| It's irrelevant. You can't audit those services because they're Google-proprietary software, and you aren't the ones with administrator access to them. This stuff is new, so I think there's going to be a lot of confusion about what it means and how it works. But the basic concept is easy. SEV and SGX don't mean anything except that you can remotely audit a piece of software that's running by checking the hash of the code that was loaded, and that code can derive private encryption keys unavailable (in theory) to any other piece of software on the system, and that its memory is encrypted. In SEV that piece of code is effectively the entire OS. In SGX it's a much smaller piece of code, more like a single shared library. With a Google managed database system, you don't know what software it precisely is. These clouds aren't open source. Even the hypervisors aren't open source, as far as I know. Even when based on an open source product there are proprietary patches. And, they change constantly. That means if your VM starts up and you get a hash back saying it's the OS you wanted to start, that's great, but the moment you open a connection to some other server even if it's all running on AMD hardware, all you get back is a hash and moreover (iirc with SEV) a random hash that's only useful if you're actually the one that started the remote VM. With SGX you get the actual code hash and/or code signing key, even if you didn't start it, which is a bit better. What does that hash actually mean? Unless you can reproduce the build of whatever you're talking to and audit the code to look for back doors, and keep auditing it as it changes, it means basically nothing. That's why SGX focuses on really tiny pieces of code - less attack surface, but also less audit churn and easier reproducibility. Ultimately to have guarantees your data is private in a cloud, you need either to audit the software stacks and rely on hardware roots of trust, or you can use clever forms of encryption like FHE. But just ticking a check box by itself does nothing at all. |
SEV is a hardware function that provides real-time memory encryption. That's all. Maintaining full confidentiality beyond the boundaries of the processor's memory controller is not within the scope of SEV.

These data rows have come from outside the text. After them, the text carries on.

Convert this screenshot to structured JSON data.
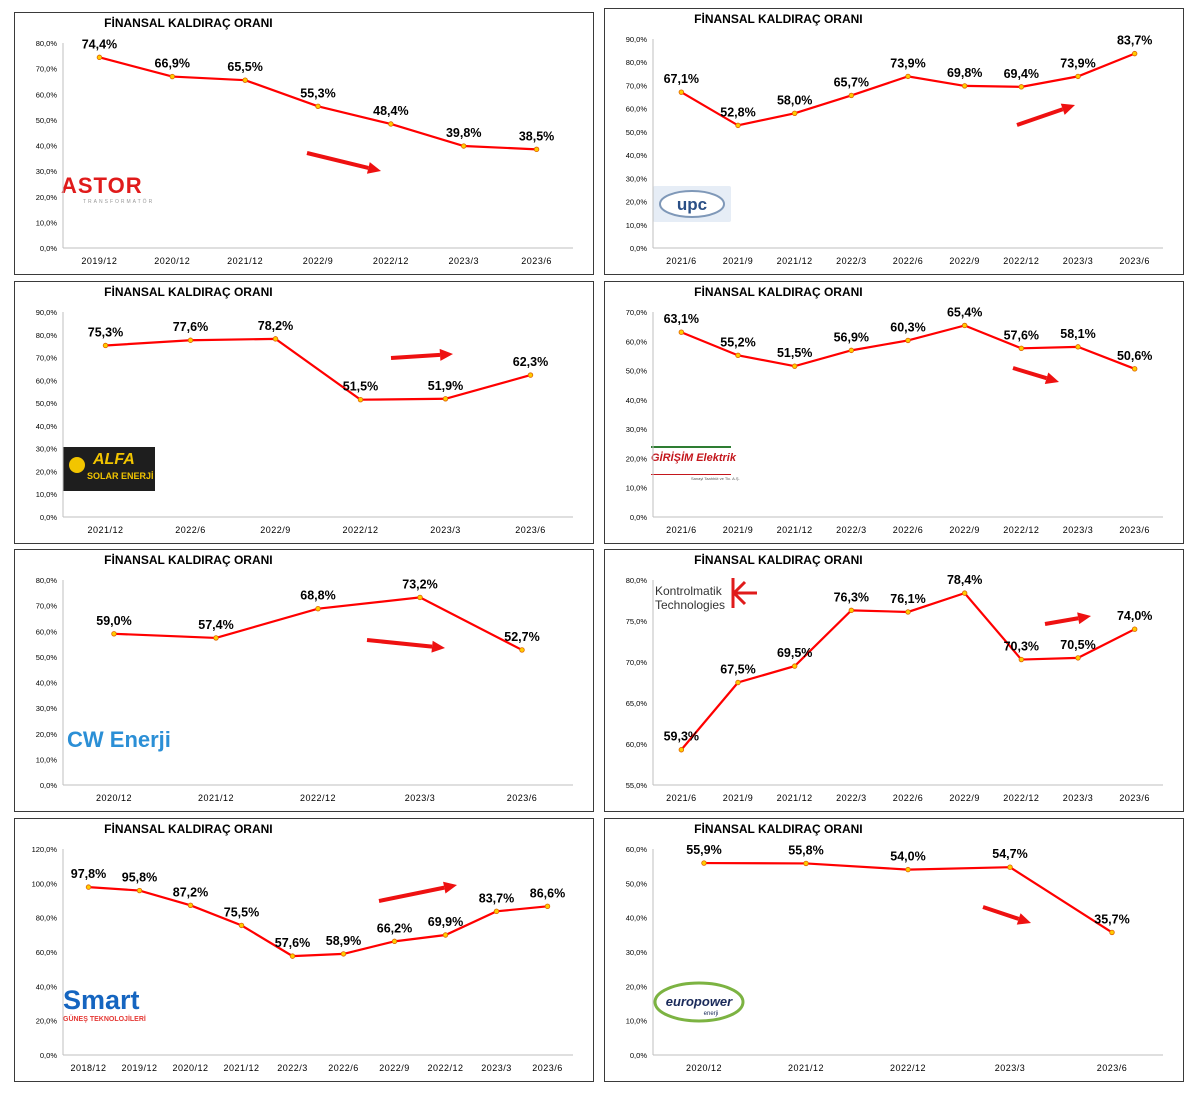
{
  "colors": {
    "line": "#ff0000",
    "marker_fill": "#ffcc00",
    "arrow": "#ee1111",
    "axis_text": "#000000"
  },
  "panels": [
    {
      "title": "FİNANSAL KALDIRAÇ ORANI",
      "logo": {
        "name": "astor-logo",
        "text": "ASTOR",
        "subtext": "TRANSFORMATÖR"
      }
    },
    {
      "title": "FİNANSAL KALDIRAÇ ORANI",
      "logo": {
        "name": "upc-logo",
        "text": "upc"
      }
    },
    {
      "title": "FİNANSAL KALDIRAÇ ORANI",
      "logo": {
        "name": "alfa-solar-logo",
        "text": "ALFA",
        "subtext": "SOLAR ENERJİ"
      }
    },
    {
      "title": "FİNANSAL KALDIRAÇ ORANI",
      "logo": {
        "name": "girisim-elektrik-logo",
        "text": "GİRİŞİM Elektrik",
        "subtext": "Sanayi Taahhüt ve Tic. A.Ş."
      }
    },
    {
      "title": "FİNANSAL KALDIRAÇ ORANI",
      "logo": {
        "name": "cw-enerji-logo",
        "text": "CW Enerji"
      }
    },
    {
      "title": "FİNANSAL KALDIRAÇ ORANI",
      "logo": {
        "name": "kontrolmatik-logo",
        "text": "Kontrolmatik",
        "subtext": "Technologies"
      }
    },
    {
      "title": "FİNANSAL KALDIRAÇ ORANI",
      "logo": {
        "name": "smart-logo",
        "text": "Smart",
        "subtext": "GÜNEŞ TEKNOLOJİLERİ"
      }
    },
    {
      "title": "FİNANSAL KALDIRAÇ ORANI",
      "logo": {
        "name": "europower-logo",
        "text": "europower",
        "subtext": "enerji"
      }
    }
  ],
  "chart_data": [
    {
      "type": "line",
      "title": "FİNANSAL KALDIRAÇ ORANI",
      "categories": [
        "2019/12",
        "2020/12",
        "2021/12",
        "2022/9",
        "2022/12",
        "2023/3",
        "2023/6"
      ],
      "values": [
        74.4,
        66.9,
        65.5,
        55.3,
        48.4,
        39.8,
        38.5
      ],
      "labels": [
        "74,4%",
        "66,9%",
        "65,5%",
        "55,3%",
        "48,4%",
        "39,8%",
        "38,5%"
      ],
      "yticks": [
        "0,0%",
        "10,0%",
        "20,0%",
        "30,0%",
        "40,0%",
        "50,0%",
        "60,0%",
        "70,0%",
        "80,0%"
      ],
      "ylim": [
        0,
        80
      ],
      "trend_arrow": "down-right",
      "grid": false
    },
    {
      "type": "line",
      "title": "FİNANSAL KALDIRAÇ ORANI",
      "categories": [
        "2021/6",
        "2021/9",
        "2021/12",
        "2022/3",
        "2022/6",
        "2022/9",
        "2022/12",
        "2023/3",
        "2023/6"
      ],
      "values": [
        67.1,
        52.8,
        58.0,
        65.7,
        73.9,
        69.8,
        69.4,
        73.9,
        83.7
      ],
      "labels": [
        "67,1%",
        "52,8%",
        "58,0%",
        "65,7%",
        "73,9%",
        "69,8%",
        "69,4%",
        "73,9%",
        "83,7%"
      ],
      "yticks": [
        "0,0%",
        "10,0%",
        "20,0%",
        "30,0%",
        "40,0%",
        "50,0%",
        "60,0%",
        "70,0%",
        "80,0%",
        "90,0%"
      ],
      "ylim": [
        0,
        90
      ],
      "trend_arrow": "up-right",
      "grid": false
    },
    {
      "type": "line",
      "title": "FİNANSAL KALDIRAÇ ORANI",
      "categories": [
        "2021/12",
        "2022/6",
        "2022/9",
        "2022/12",
        "2023/3",
        "2023/6"
      ],
      "values": [
        75.3,
        77.6,
        78.2,
        51.5,
        51.9,
        62.3
      ],
      "labels": [
        "75,3%",
        "77,6%",
        "78,2%",
        "51,5%",
        "51,9%",
        "62,3%"
      ],
      "yticks": [
        "0,0%",
        "10,0%",
        "20,0%",
        "30,0%",
        "40,0%",
        "50,0%",
        "60,0%",
        "70,0%",
        "80,0%",
        "90,0%"
      ],
      "ylim": [
        0,
        90
      ],
      "trend_arrow": "right",
      "grid": false
    },
    {
      "type": "line",
      "title": "FİNANSAL KALDIRAÇ ORANI",
      "categories": [
        "2021/6",
        "2021/9",
        "2021/12",
        "2022/3",
        "2022/6",
        "2022/9",
        "2022/12",
        "2023/3",
        "2023/6"
      ],
      "values": [
        63.1,
        55.2,
        51.5,
        56.9,
        60.3,
        65.4,
        57.6,
        58.1,
        50.6
      ],
      "labels": [
        "63,1%",
        "55,2%",
        "51,5%",
        "56,9%",
        "60,3%",
        "65,4%",
        "57,6%",
        "58,1%",
        "50,6%"
      ],
      "yticks": [
        "0,0%",
        "10,0%",
        "20,0%",
        "30,0%",
        "40,0%",
        "50,0%",
        "60,0%",
        "70,0%"
      ],
      "ylim": [
        0,
        70
      ],
      "trend_arrow": "down-right",
      "grid": false
    },
    {
      "type": "line",
      "title": "FİNANSAL KALDIRAÇ ORANI",
      "categories": [
        "2020/12",
        "2021/12",
        "2022/12",
        "2023/3",
        "2023/6"
      ],
      "values": [
        59.0,
        57.4,
        68.8,
        73.2,
        52.7
      ],
      "labels": [
        "59,0%",
        "57,4%",
        "68,8%",
        "73,2%",
        "52,7%"
      ],
      "yticks": [
        "0,0%",
        "10,0%",
        "20,0%",
        "30,0%",
        "40,0%",
        "50,0%",
        "60,0%",
        "70,0%",
        "80,0%"
      ],
      "ylim": [
        0,
        80
      ],
      "trend_arrow": "right",
      "grid": false
    },
    {
      "type": "line",
      "title": "FİNANSAL KALDIRAÇ ORANI",
      "categories": [
        "2021/6",
        "2021/9",
        "2021/12",
        "2022/3",
        "2022/6",
        "2022/9",
        "2022/12",
        "2023/3",
        "2023/6"
      ],
      "values": [
        59.3,
        67.5,
        69.5,
        76.3,
        76.1,
        78.4,
        70.3,
        70.5,
        74.0
      ],
      "labels": [
        "59,3%",
        "67,5%",
        "69,5%",
        "76,3%",
        "76,1%",
        "78,4%",
        "70,3%",
        "70,5%",
        "74,0%"
      ],
      "yticks": [
        "55,0%",
        "60,0%",
        "65,0%",
        "70,0%",
        "75,0%",
        "80,0%"
      ],
      "ylim": [
        55,
        80
      ],
      "trend_arrow": "up-right",
      "grid": false
    },
    {
      "type": "line",
      "title": "FİNANSAL KALDIRAÇ ORANI",
      "categories": [
        "2018/12",
        "2019/12",
        "2020/12",
        "2021/12",
        "2022/3",
        "2022/6",
        "2022/9",
        "2022/12",
        "2023/3",
        "2023/6"
      ],
      "values": [
        97.8,
        95.8,
        87.2,
        75.5,
        57.6,
        58.9,
        66.2,
        69.9,
        83.7,
        86.6
      ],
      "labels": [
        "97,8%",
        "95,8%",
        "87,2%",
        "75,5%",
        "57,6%",
        "58,9%",
        "66,2%",
        "69,9%",
        "83,7%",
        "86,6%"
      ],
      "yticks": [
        "0,0%",
        "20,0%",
        "40,0%",
        "60,0%",
        "80,0%",
        "100,0%",
        "120,0%"
      ],
      "ylim": [
        0,
        120
      ],
      "trend_arrow": "up-right",
      "grid": false
    },
    {
      "type": "line",
      "title": "FİNANSAL KALDIRAÇ ORANI",
      "categories": [
        "2020/12",
        "2021/12",
        "2022/12",
        "2023/3",
        "2023/6"
      ],
      "values": [
        55.9,
        55.8,
        54.0,
        54.7,
        35.7
      ],
      "labels": [
        "55,9%",
        "55,8%",
        "54,0%",
        "54,7%",
        "35,7%"
      ],
      "yticks": [
        "0,0%",
        "10,0%",
        "20,0%",
        "30,0%",
        "40,0%",
        "50,0%",
        "60,0%"
      ],
      "ylim": [
        0,
        60
      ],
      "trend_arrow": "down-right",
      "grid": false
    }
  ]
}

Google Cloud's Confidential Computing platform _may_ offer a broader solution with some type of cryptographic guarantee, using SEV as a component of the solution. I don't know how far they are, or if that's the direction that they're looking to take the platform.

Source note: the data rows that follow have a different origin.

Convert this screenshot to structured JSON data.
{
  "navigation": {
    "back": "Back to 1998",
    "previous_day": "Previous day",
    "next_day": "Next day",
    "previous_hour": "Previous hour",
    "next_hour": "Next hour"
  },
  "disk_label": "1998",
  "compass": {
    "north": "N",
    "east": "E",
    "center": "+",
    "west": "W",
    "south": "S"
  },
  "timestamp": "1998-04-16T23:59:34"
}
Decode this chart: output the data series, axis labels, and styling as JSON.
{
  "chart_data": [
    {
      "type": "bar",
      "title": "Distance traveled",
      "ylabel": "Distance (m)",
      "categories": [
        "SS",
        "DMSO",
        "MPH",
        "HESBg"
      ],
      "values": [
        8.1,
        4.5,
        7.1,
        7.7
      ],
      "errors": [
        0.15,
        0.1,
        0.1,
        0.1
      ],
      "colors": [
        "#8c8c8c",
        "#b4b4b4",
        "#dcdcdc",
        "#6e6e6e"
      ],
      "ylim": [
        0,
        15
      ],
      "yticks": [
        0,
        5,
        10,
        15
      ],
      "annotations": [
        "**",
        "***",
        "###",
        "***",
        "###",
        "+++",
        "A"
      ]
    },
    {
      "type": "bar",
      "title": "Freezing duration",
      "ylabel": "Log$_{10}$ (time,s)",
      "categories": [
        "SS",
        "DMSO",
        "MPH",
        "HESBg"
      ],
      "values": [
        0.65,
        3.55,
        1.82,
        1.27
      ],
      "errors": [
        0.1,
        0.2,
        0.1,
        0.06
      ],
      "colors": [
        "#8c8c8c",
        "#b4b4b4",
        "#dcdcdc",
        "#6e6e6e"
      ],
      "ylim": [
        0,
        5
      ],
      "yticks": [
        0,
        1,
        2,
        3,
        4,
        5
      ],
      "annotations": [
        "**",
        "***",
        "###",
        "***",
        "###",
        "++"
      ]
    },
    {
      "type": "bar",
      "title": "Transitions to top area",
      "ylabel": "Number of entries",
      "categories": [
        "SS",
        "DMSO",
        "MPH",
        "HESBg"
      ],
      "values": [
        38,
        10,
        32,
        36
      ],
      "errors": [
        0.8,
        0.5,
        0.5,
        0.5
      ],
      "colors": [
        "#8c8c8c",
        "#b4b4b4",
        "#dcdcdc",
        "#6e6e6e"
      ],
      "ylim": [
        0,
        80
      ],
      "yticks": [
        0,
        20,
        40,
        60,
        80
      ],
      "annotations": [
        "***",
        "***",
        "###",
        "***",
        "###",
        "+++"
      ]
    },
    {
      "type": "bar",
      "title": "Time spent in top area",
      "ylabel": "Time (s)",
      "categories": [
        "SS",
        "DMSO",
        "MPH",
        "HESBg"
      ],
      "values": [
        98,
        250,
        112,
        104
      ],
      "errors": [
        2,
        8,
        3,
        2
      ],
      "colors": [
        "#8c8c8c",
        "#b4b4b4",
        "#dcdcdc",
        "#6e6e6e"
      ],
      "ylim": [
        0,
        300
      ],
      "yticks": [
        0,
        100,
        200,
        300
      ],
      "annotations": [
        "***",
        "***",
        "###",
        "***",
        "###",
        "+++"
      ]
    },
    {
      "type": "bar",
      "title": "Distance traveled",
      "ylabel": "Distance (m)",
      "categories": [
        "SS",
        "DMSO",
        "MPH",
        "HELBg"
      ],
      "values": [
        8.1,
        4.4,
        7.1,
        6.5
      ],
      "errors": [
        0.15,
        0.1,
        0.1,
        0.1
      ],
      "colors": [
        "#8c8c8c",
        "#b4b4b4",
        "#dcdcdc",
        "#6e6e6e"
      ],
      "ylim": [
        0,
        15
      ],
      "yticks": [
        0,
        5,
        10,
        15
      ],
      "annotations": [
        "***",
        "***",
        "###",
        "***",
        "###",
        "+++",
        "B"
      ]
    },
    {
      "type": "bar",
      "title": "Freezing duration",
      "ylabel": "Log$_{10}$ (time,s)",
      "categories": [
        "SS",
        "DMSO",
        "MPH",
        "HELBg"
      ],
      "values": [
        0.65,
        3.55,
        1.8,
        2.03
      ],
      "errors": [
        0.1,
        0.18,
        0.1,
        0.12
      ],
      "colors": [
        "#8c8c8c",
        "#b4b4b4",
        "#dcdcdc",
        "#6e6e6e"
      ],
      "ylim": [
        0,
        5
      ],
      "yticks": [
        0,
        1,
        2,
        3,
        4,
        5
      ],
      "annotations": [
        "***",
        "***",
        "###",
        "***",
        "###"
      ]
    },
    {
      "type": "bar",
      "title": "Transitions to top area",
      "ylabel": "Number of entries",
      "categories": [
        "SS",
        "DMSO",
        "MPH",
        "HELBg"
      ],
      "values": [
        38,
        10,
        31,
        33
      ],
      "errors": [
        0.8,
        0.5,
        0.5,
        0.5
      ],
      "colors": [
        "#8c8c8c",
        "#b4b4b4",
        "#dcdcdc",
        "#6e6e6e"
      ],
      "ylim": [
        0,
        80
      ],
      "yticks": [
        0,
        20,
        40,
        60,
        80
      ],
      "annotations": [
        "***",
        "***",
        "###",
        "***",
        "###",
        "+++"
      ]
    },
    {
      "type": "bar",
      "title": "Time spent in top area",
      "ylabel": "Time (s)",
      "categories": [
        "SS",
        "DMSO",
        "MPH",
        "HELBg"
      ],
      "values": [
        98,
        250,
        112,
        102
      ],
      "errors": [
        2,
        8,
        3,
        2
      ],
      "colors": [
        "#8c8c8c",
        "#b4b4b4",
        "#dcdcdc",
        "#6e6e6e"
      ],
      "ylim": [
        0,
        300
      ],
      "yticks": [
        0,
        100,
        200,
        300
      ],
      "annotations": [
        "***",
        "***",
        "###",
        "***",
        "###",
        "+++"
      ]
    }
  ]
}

However, if you're looking for a platform with remote attestation that the computing environment is fully trusted, SEV is not sufficient. You would need a traditional TEE for that.
> just ticking a check box by itself does nothing at all.

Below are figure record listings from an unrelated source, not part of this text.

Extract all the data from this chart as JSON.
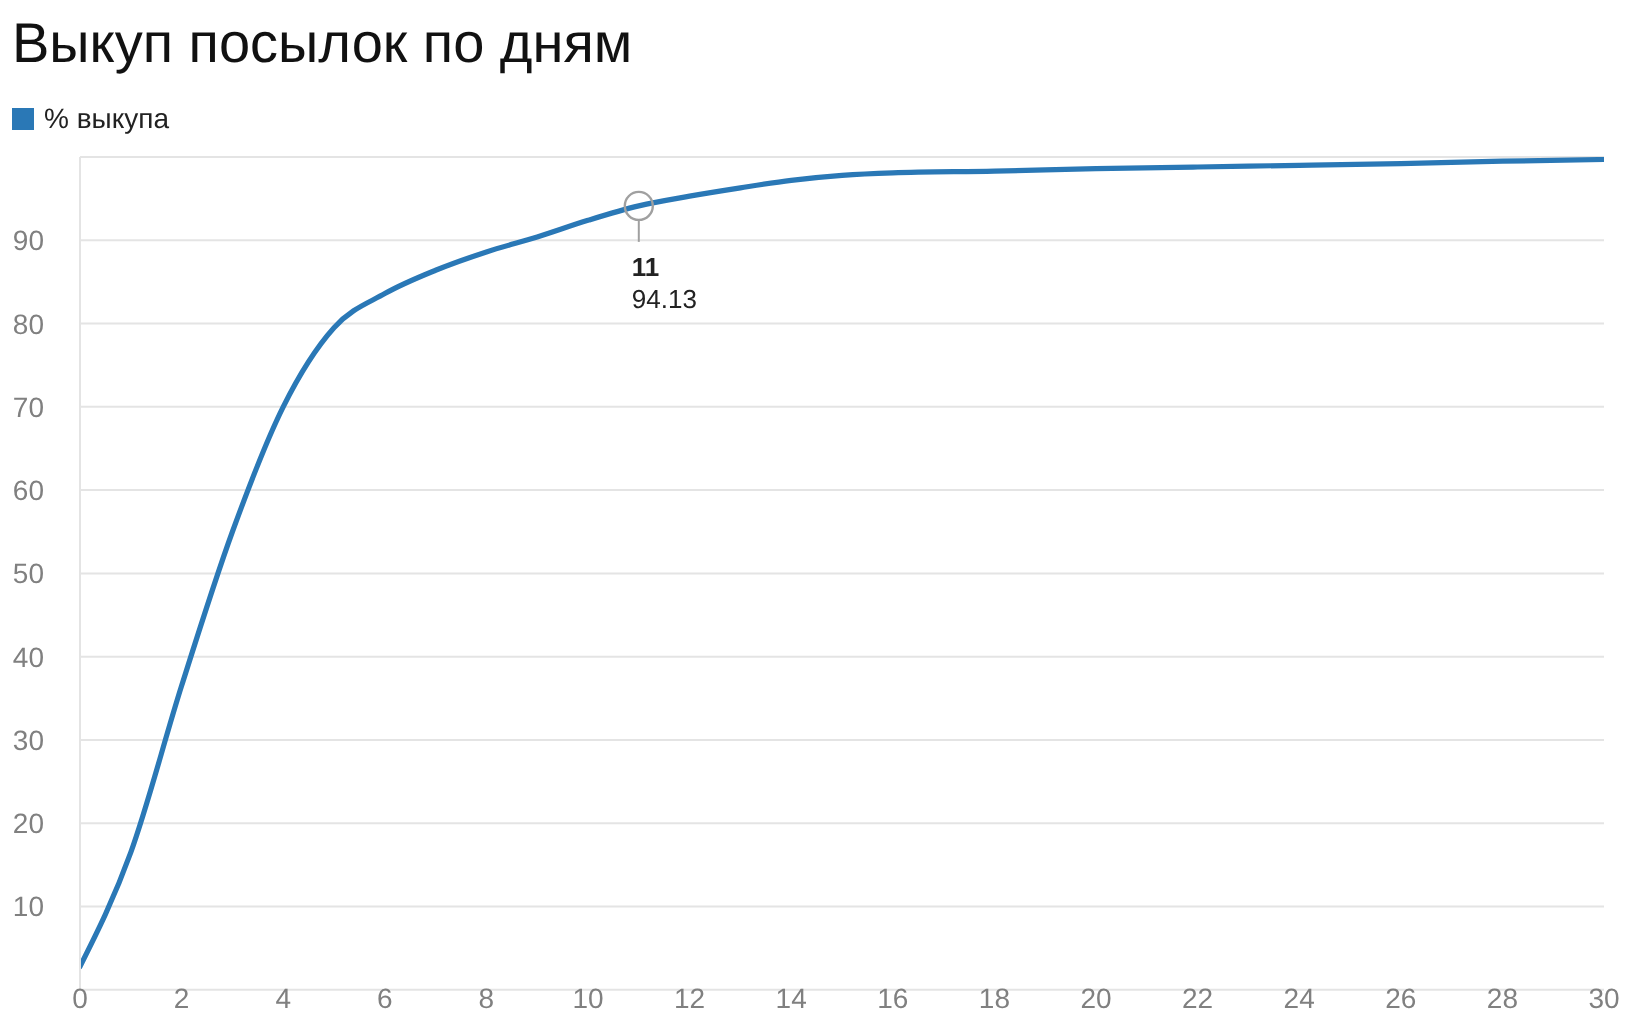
{
  "chart_data": {
    "type": "line",
    "title": "Выкуп посылок по дням",
    "x": [
      0,
      1,
      2,
      3,
      4,
      5,
      6,
      7,
      8,
      9,
      10,
      11,
      12,
      13,
      14,
      15,
      16,
      18,
      20,
      22,
      24,
      26,
      28,
      30
    ],
    "series": [
      {
        "name": "% выкупа",
        "color": "#2a78b6",
        "values": [
          2.8,
          16.5,
          36.5,
          55,
          70,
          79.5,
          83.6,
          86.4,
          88.6,
          90.4,
          92.4,
          94.13,
          95.3,
          96.3,
          97.2,
          97.8,
          98.1,
          98.3,
          98.6,
          98.8,
          99,
          99.2,
          99.5,
          99.7
        ]
      }
    ],
    "xlim": [
      0,
      30
    ],
    "xticks": [
      0,
      2,
      4,
      6,
      8,
      10,
      12,
      14,
      16,
      18,
      20,
      22,
      24,
      26,
      28,
      30
    ],
    "ylim": [
      0,
      100
    ],
    "yticks": [
      10,
      20,
      30,
      40,
      50,
      60,
      70,
      80,
      90
    ],
    "grid": "y",
    "legend": "top left",
    "marker": "none",
    "line_style": "solid",
    "annotations": [
      {
        "text": "11\n94.13",
        "x": 11,
        "y": 94.13
      }
    ]
  }
}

Taken directly from Google's blog post:
"Confidential VMs can help all our customers protect sensitive data, but we think it will be _especially interesting to those in regulated industries._"
(Emphasis mine)
It provides additional hardware-backed protection when sharing a physical machine with other tenants, which among other things, can make shared hosting a possibility for security-conscious environments that previously prohibited it.
If that doesn't sound like a useful feature, or you feel that it's theater, then you're probably not the target market for the feature.